Actinomycosis of the Foot

To the Editor:

The Actinomyces organism is inherent in humans as normal flora found in the mouth. Outside of the mouth, this organism can cause actinomycosis in three clinical forms, the most common being cervicofacial, then thoracic and abdominal. The pelvic and disseminated forms are uncommon. The Actinomyces organisms are gram-positive, nonsporeforming anaerobic bacilli. Actinomyces israelii is most common cause of actinomycosis in humans, followed by Actinomyces naeslundii, Actinomyces viscosus, Actinomyces odontolyticus, and Actinomyces meyeri [1,2,3,4,5,6].

Typical course of development is a painless swelling of the soft tissue that becomes indurated, followed by a period of apparent inactivity; then draining sinuses appear, followed by sinus tracts and osteomyelitis. The appearance of sinus tracts indicates that the condition has become chronic. Osteomyelitis typically involves the mandible, vertebrae, and ribs, with the infection spreading through contiguous bony structures [1,2,3,4,5,6]. Therefore, involvement of the extremity is atypical and occurs under certain circumstances.

Transfer of the organism outside the typical environment must occur in conjunction with an opening in the skin [1,2,3,4,5,6]. Once inside the soft tissue, the typical course of development occurs. Although hematogenous spread of the infection is a possibility, review of the reported cases by Pang and Abdallah6, revealed that only 3% were hematogenously spread and no successful blood cultures of the Actinomyces organism were reported.

Treatment

Surgical excision of any remaining soft tissue masses, all necrotic tissue, sinus tracts, and infected bone is recommended, followed by a postoperative course of antibiotics for a minimum of 6 months. Ampicillin is the first drug of choice, followed by clindamycin or chloramphenicol [1,2,3,4,6,7].

Case Presentation

The patient was a 34-year-old female who presented complaining of a left foot that was painful only when wearing shoes. The patient preferred to go barefoot around the house and yard, wearing shoes only when leaving home. The problem began approximately 7 years ago, at which time a visibly apparent, localized, painless swelling was discovered on her left foot. Additional similarly painless, localized, indurated nodules began appearing in the following years, and made wearing shoes on her left foot progressively more painful.

Five years after the initial symptom appeared, she underwent surgery. Six months postoperatively, the patient noticed the gradual reappearance of the indurated nodules. Within 2 years, that area on her left foot had grown large enough to prohibit her wearing shoes. Return of foot pain was the patient’s chief complaint on this admission. The patient could not recall any specific incident prior to the onset of the swelling, or remember any fever or chills associated with the onset. She denied any drainage coming from the nodules during the time the nodules were present.

The remainder of the history was unremarkable. The physical examination was unremarkable except for the left foot, which presented nonpitting edema dorsally and plantarly centered over the fourth interspace.
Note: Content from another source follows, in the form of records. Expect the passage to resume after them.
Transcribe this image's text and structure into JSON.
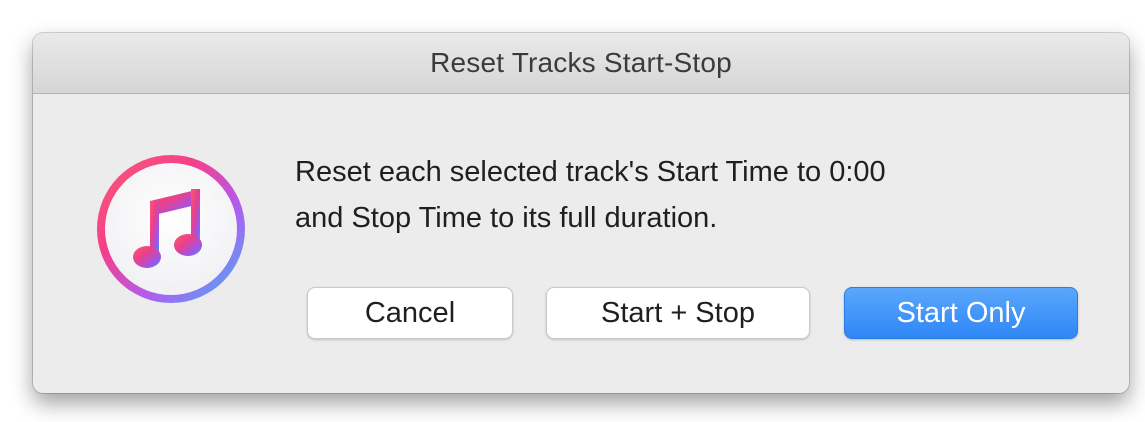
{
  "dialog": {
    "title": "Reset Tracks Start-Stop",
    "app_icon": "itunes-music-note-icon",
    "message_lines": [
      "Reset each selected track's Start Time to 0:00",
      "and Stop Time to its full duration."
    ],
    "buttons": {
      "cancel": "Cancel",
      "start_stop": "Start + Stop",
      "start_only": "Start Only"
    }
  },
  "colors": {
    "default_button": "#2f86f6",
    "dialog_background": "#ececec"
  }
}
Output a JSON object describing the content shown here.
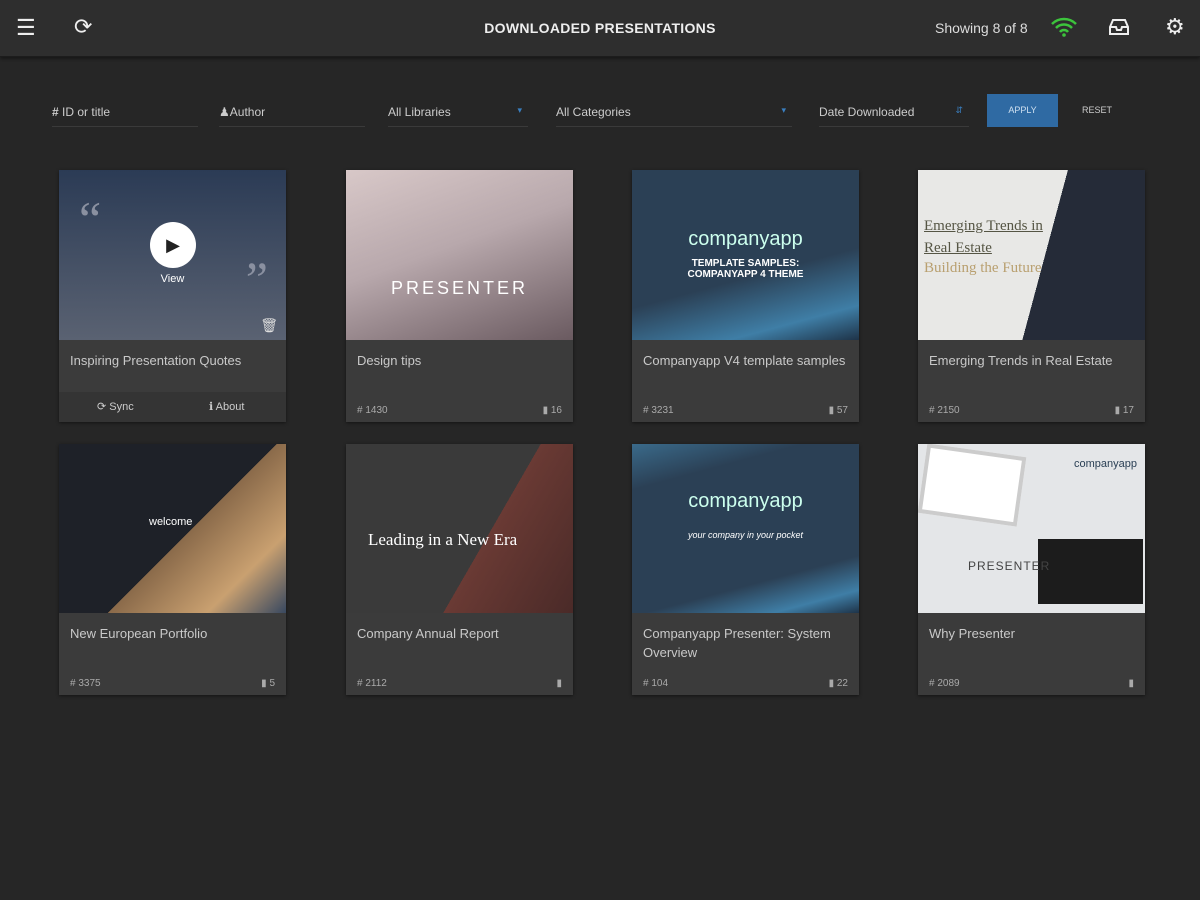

Pressure applied to the dorsal aspect of the soft tissue mass distended the skin plantarly, and conversely with pressure applied to the plantar aspect. Attempts to aspirate the soft tissue masses were unsuccessful. Anteroposterior x-rays of the left foot revealed increased soft tissue density and widening of the fourth intermetatarsal space. The mass showed no bony involvement. Magnetic resonance imaging scans of the foot could not be performed for 6 months because of the tremendous backlog of patients. Routine preoperative laboratory work was unremarkable.
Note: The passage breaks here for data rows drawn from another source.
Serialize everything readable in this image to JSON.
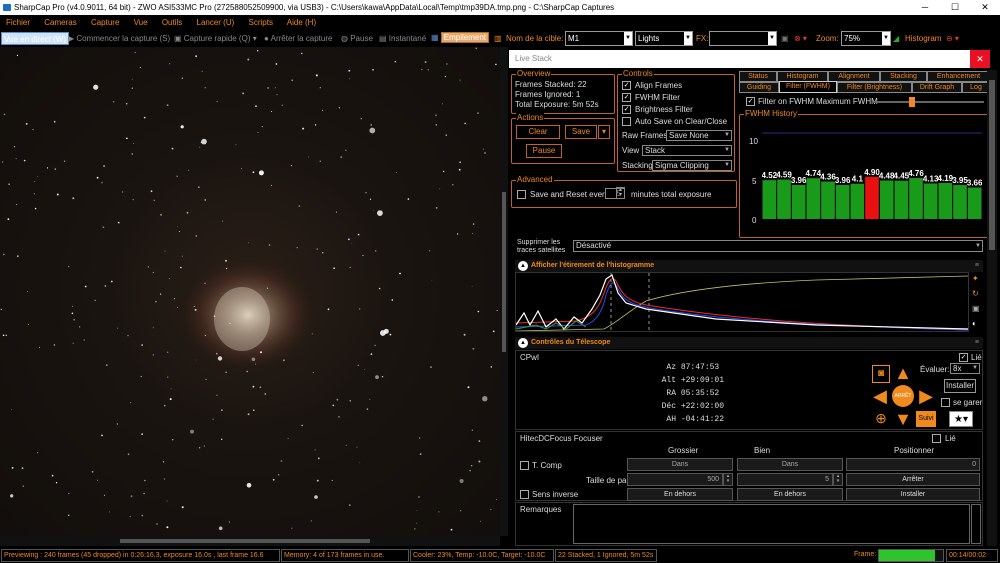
{
  "window": {
    "title": "SharpCap Pro (v4.0.9011, 64 bit) - ZWO ASI533MC Pro (272588052509900, via USB3) - C:\\Users\\kawa\\AppData\\Local\\Temp\\tmp39DA.tmp.png - C:\\SharpCap Captures",
    "min": "─",
    "max": "☐",
    "close": "✕"
  },
  "menu": [
    "Fichier",
    "Cameras",
    "Capture",
    "Vue",
    "Outils",
    "Lancer (U)",
    "Scripts",
    "Aide (H)"
  ],
  "toolbar": {
    "live_view": "Vue en direct (W)",
    "start_capture": "Commencer la capture (S)",
    "quick_capture": "Capture rapide (Q)",
    "stop_capture": "Arrêter la capture",
    "pause": "Pause",
    "snapshot": "Instantané",
    "stacking": "Empilement",
    "target_label": "Nom de la cible:",
    "target_value": "M1",
    "frame_type": "Lights",
    "fx_label": "FX:",
    "zoom_label": "Zoom:",
    "zoom_value": "75%",
    "histogram": "Histogram"
  },
  "live_stack": {
    "title": "Live Stack",
    "close": "✕",
    "overview": {
      "label": "Overview",
      "frames_stacked": "Frames Stacked: 22",
      "frames_ignored": "Frames Ignored: 1",
      "total_exposure": "Total Exposure: 5m 52s"
    },
    "actions": {
      "label": "Actions",
      "clear": "Clear",
      "save": "Save",
      "pause": "Pause"
    },
    "controls": {
      "label": "Controls",
      "align": "Align Frames",
      "fwhm": "FWHM Filter",
      "brightness": "Brightness Filter",
      "autosave": "Auto Save on Clear/Close",
      "raw_frames_label": "Raw Frames",
      "raw_frames_value": "Save None",
      "view_label": "View",
      "view_value": "Stack",
      "stacking_label": "Stacking",
      "stacking_value": "Sigma Clipping"
    },
    "advanced": {
      "label": "Advanced",
      "save_reset": "Save and Reset every",
      "value": "5",
      "suffix": "minutes total exposure"
    },
    "tabs_row1": [
      "Status",
      "Histogram",
      "Alignment",
      "Stacking",
      "Enhancement"
    ],
    "tabs_row2": [
      "Guiding",
      "Filter (FWHM)",
      "Filter (Brightness)",
      "Drift Graph",
      "Log"
    ],
    "filter_on": "Filter on FWHM",
    "max_fwhm": "Maximum FWHM",
    "history_label": "FWHM History",
    "y_ticks": [
      "10",
      "5",
      "0"
    ],
    "bars": [
      {
        "v": 4.52,
        "l": "4.52"
      },
      {
        "v": 4.59,
        "l": "4.59"
      },
      {
        "v": 3.96,
        "l": "3.96"
      },
      {
        "v": 4.74,
        "l": "4.74"
      },
      {
        "v": 4.36,
        "l": "4.36"
      },
      {
        "v": 3.96,
        "l": "3.96"
      },
      {
        "v": 4.1,
        "l": "4.1"
      },
      {
        "v": 4.9,
        "l": "4.90",
        "rejected": true
      },
      {
        "v": 4.48,
        "l": "4.48"
      },
      {
        "v": 4.45,
        "l": "4.45"
      },
      {
        "v": 4.76,
        "l": "4.76"
      },
      {
        "v": 4.13,
        "l": "4.13"
      },
      {
        "v": 4.19,
        "l": "4.19"
      },
      {
        "v": 3.95,
        "l": "3.95"
      },
      {
        "v": 3.66,
        "l": "3.66"
      }
    ]
  },
  "sat": {
    "label": "Supprimer les traces satellites",
    "value": "Désactivé"
  },
  "histo_section": "Afficher l'étirement de l'histogramme",
  "telescope": {
    "section": "Contrôles du Télescope",
    "name": "CPwI",
    "lie": "Lié",
    "rows": [
      {
        "k": "Az",
        "v": "87:47:53"
      },
      {
        "k": "Alt",
        "v": "+29:09:01"
      },
      {
        "k": "RA",
        "v": "05:35:52"
      },
      {
        "k": "Déc",
        "v": "+22:02:00"
      },
      {
        "k": "AH",
        "v": "-04:41:22"
      }
    ],
    "evaluer": "Évaluer:",
    "rate": "8x",
    "installer": "Installer",
    "se_garer": "se garer",
    "suivi": "Suivi",
    "stop": "ARRÊT"
  },
  "focuser": {
    "name": "HitecDCFocus Focuser",
    "lie": "Lié",
    "h_coarse": "Grossier",
    "h_fine": "Bien",
    "h_pos": "Positionner",
    "t_comp": "T. Comp",
    "dans": "Dans",
    "step_label": "Taille de pas",
    "step_coarse": "500",
    "step_fine": "5",
    "pos": "0",
    "arreter": "Arrêter",
    "sens": "Sens inverse",
    "en_dehors": "En dehors",
    "installer": "Installer"
  },
  "remarks": "Remarques",
  "status": {
    "preview": "Previewing : 240 frames (45 dropped) in 0:26:16,3, exposure 16.0s , last frame 16.6",
    "memory": "Memory: 4 of 173 frames in use.",
    "cooler": "Cooler: 23%, Temp: -10.0C, Target: -10.0C",
    "stacked": "22 Stacked, 1 Ignored, 5m 52s",
    "frame_label": "Frame:",
    "frame_progress": 0.85,
    "time": "00:14/00:02"
  },
  "colors": {
    "accent": "#f08a1c",
    "border": "#c0622a",
    "bar_ok": "#1a9a1a",
    "bar_bad": "#e81010"
  }
}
Under local anesthetic, the mass was removed in toto from the left fourth interspace. The encapsulated mass occupied the fourth interspace from subdermis dorsally to subdermis plantarly and did not involve any vital soft tissue structures or bone. The mass measured approximately 5.0 × 3.5 × 3.0 cm. The pathologist’s microscopic description of the mass stated “multinodular, well capsulated, necrotizing granuloma with multifocal fungus colonies, consistent with Actinomyces, surrounded by typical fungal filament and numerous polymorphonuclear leukocytes” (Figs. 1 and 2). No cultures were done; therefore, the Actinomyces species could not be identified. The patient was given ampicillin for 6 months, and the postoperative course was unremarkable when the patient was lost for follow-up care at 10 months.
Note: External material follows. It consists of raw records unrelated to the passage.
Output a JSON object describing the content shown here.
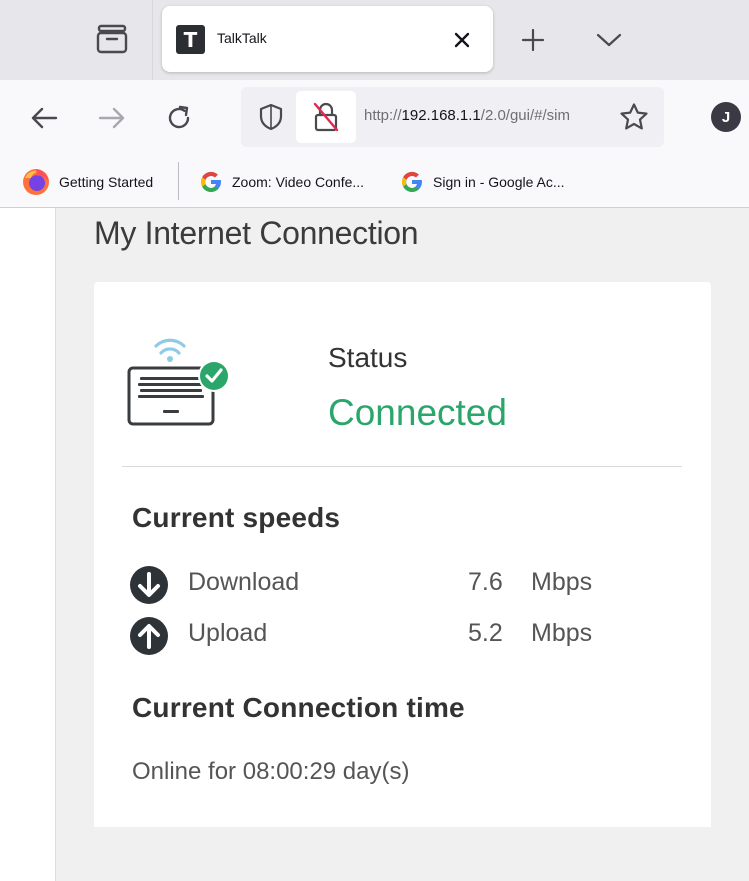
{
  "browser": {
    "tab": {
      "favicon_letter": "T",
      "title": "TalkTalk"
    },
    "url": {
      "scheme": "http://",
      "host": "192.168.1.1",
      "path": "/2.0/gui/#/sim"
    },
    "account_initial": "J",
    "bookmarks": [
      {
        "label": "Getting Started",
        "icon": "firefox-icon"
      },
      {
        "label": "Zoom: Video Confe...",
        "icon": "google-icon"
      },
      {
        "label": "Sign in - Google Ac...",
        "icon": "google-icon"
      }
    ]
  },
  "page": {
    "title": "My Internet Connection",
    "status": {
      "label": "Status",
      "value": "Connected",
      "color": "#2aa66b"
    },
    "speeds": {
      "heading": "Current speeds",
      "download": {
        "label": "Download",
        "value": "7.6",
        "unit": "Mbps"
      },
      "upload": {
        "label": "Upload",
        "value": "5.2",
        "unit": "Mbps"
      }
    },
    "connection_time": {
      "heading": "Current Connection time",
      "text": "Online for 08:00:29 day(s)"
    }
  }
}
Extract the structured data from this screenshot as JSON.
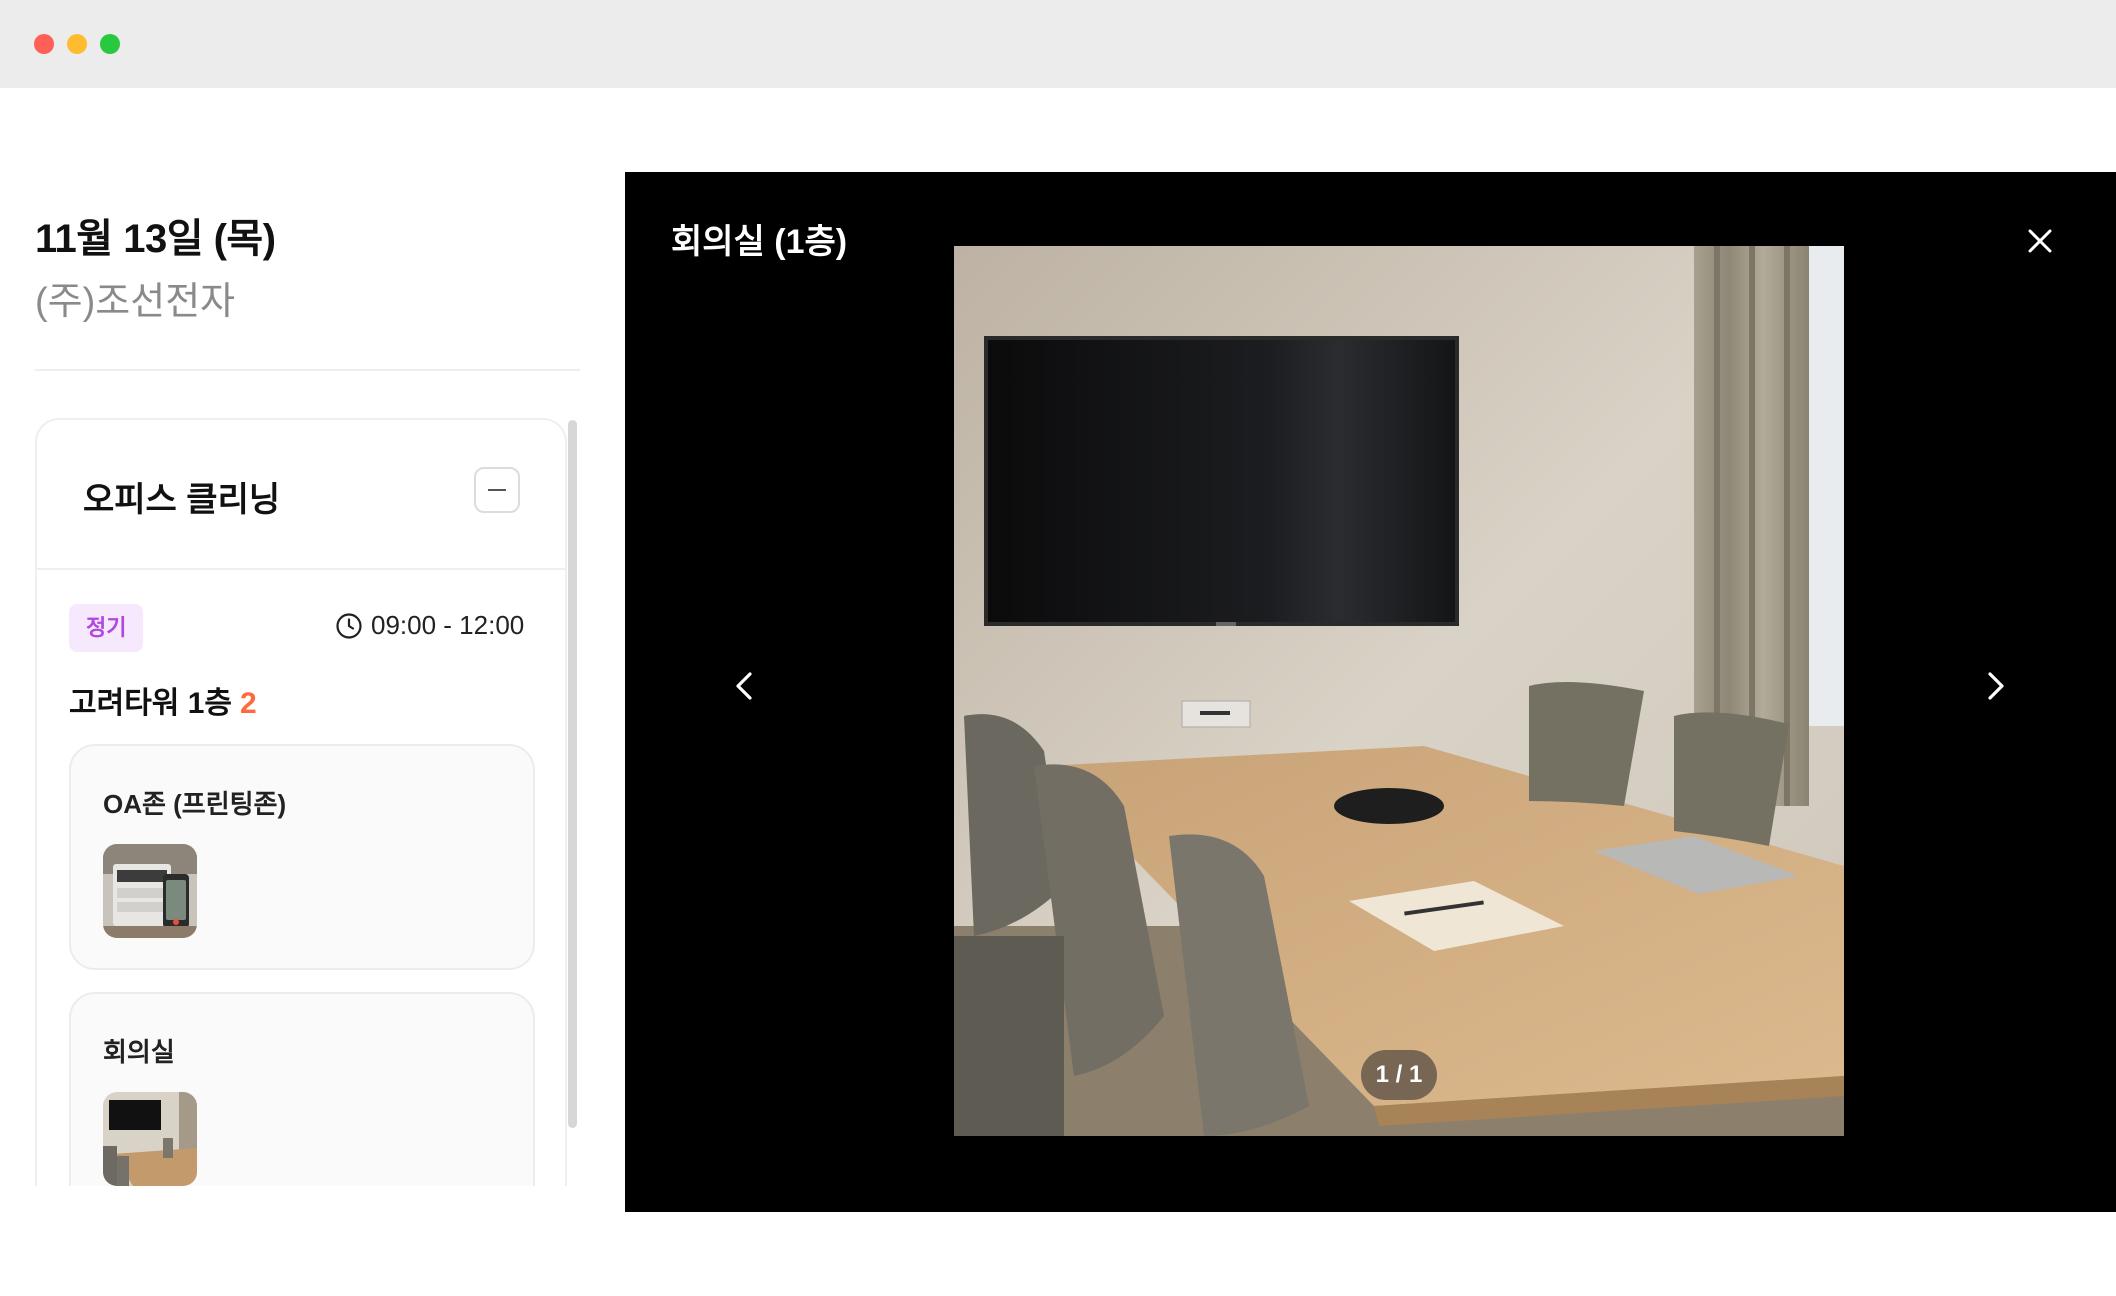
{
  "window": {
    "controls": [
      "close",
      "minimize",
      "zoom"
    ]
  },
  "schedule": {
    "date": "11월 13일 (목)",
    "company": "(주)조선전자"
  },
  "service": {
    "title": "오피스 클리닝",
    "badge": "정기",
    "time": "09:00 - 12:00",
    "location": "고려타워 1층",
    "location_count": "2",
    "zones": [
      {
        "title": "OA존 (프린팅존)",
        "thumb_icon": "printer-photo"
      },
      {
        "title": "회의실",
        "thumb_icon": "meeting-room-photo"
      }
    ]
  },
  "viewer": {
    "title": "회의실 (1층)",
    "counter": "1 / 1",
    "close_icon": "close-icon",
    "prev_icon": "chevron-left-icon",
    "next_icon": "chevron-right-icon"
  },
  "colors": {
    "badge_bg": "#f6e8fd",
    "badge_text": "#b047e0",
    "count_accent": "#ff6a3d",
    "viewer_bg": "#000000"
  }
}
Figure 1. The characteristic granules of Actinomyces are enveloped by a dense, purulent exudate (H&E × 200).

Figure 1. The characteristic granules of Actinomyces are enveloped by a dense, purulent exudate (H&E × 200).

Figure 2. Peripherally, the granules are surrounded by amorphous eosinophilic material (H&E × 400).

Figure 2. Peripherally, the granules are surrounded by amorphous eosinophilic material (H&E × 400).

Discussion

The soft tissue mass removed during the patient’s first surgery showed Actinomyces involvement, but duration of the appropriate antibiotic was suspended by the patient and could not be reinstituted when the patient was lost for follow-up care at 4 months. The exact mechanism of infection by Actinomyces in this patient is unknown.